When the shuttle made it’s first pass I was literally shaking I was so excited. Everyone was excited and cheering and clapping and shouting. I was acting the fool trying to get the exact shot I wanted (Washington Monument in the Foreground, Shuttle Behind- flying “into” Monument).
There were 3 pass overs and each time it came a different way and I finally realized, the shot I really wanted was right in front of me. I found my adorable astronaut (Desmond) and simply asked him if I could take his picture looking at the Shuttle.
In one of the pics, you can’t see his face at all, but there is a sense of sadness, which is sort of what I was feeling. A mixture of excitement and sadness.
I remember sitting in my high school typing class in Amarillo, Texas watching live feed when the Challenger disintegrated. It was awful, sobering & I remember crying over Christa McAuliffe as if she had been my own science teacher.
Then 17 years later it was just a few days before my 34th Bday that the Space Shuttle Columbia broke apart over my home state of Texas.
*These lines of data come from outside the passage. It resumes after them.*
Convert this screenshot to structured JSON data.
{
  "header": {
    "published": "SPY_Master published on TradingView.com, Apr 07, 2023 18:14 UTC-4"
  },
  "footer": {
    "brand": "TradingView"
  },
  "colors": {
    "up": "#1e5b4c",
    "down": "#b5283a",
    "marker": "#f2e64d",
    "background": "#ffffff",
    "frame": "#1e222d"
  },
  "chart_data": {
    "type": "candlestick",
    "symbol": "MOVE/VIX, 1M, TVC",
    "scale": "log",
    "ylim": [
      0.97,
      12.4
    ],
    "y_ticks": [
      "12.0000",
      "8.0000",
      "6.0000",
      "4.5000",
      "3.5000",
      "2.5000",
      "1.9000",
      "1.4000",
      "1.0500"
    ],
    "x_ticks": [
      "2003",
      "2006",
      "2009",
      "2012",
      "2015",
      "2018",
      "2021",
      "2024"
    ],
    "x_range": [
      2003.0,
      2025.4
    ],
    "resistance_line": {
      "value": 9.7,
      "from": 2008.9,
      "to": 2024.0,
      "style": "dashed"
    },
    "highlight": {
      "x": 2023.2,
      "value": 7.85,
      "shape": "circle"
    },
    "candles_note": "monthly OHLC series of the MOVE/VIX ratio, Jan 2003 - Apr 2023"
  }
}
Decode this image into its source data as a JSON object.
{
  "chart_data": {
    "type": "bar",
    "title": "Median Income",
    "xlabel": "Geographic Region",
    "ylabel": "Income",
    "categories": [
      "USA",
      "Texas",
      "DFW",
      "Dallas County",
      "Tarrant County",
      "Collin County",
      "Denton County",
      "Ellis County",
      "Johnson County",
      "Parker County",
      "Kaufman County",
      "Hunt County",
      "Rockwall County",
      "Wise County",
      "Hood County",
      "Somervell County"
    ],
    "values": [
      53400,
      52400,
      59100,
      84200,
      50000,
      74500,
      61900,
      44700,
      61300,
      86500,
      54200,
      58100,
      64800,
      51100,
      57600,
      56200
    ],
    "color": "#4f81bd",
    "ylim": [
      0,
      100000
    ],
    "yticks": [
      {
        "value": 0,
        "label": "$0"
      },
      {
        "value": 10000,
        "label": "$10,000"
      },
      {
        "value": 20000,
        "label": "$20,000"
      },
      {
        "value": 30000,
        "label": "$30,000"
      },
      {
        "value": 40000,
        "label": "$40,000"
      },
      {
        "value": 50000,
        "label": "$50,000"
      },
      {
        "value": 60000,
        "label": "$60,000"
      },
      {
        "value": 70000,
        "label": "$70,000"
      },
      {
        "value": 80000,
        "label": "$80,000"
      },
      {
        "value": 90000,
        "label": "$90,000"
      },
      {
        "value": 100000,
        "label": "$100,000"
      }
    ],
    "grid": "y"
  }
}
Again, I felt the sadness and sorrow that everyone felt. It’s hard to imagine being brave enough to embark on a challenge as demanding and rigorous as going into space, but to know there is always the chance that you might not survive is what makes it even more remarkable.
So as I watched Discovery today, she looked old and a bit ragged. We will go see her in person soon, but it was important for me to see her being flown over the Nations’ Capitol. It was a magnificent affair. Everyone was happy, excited and proud. While I tend to bellyache a lot about the DC Metro area, today I was proud. Proud to live in a place that was special enough it got a 45 minute flyover. I felt lucky that this little country bumpkin from “Cow Town, USA” was able to witness this moment from her “backyard”.
Farewell Discovery, Farewell Shuttle Program. May we never forget the journey, often filled with pain and grief. Today was a victorious day. I can’t help but think there were 14 Astronauts in the Heavens watching with joy as you made your glory ride today around the Capitol.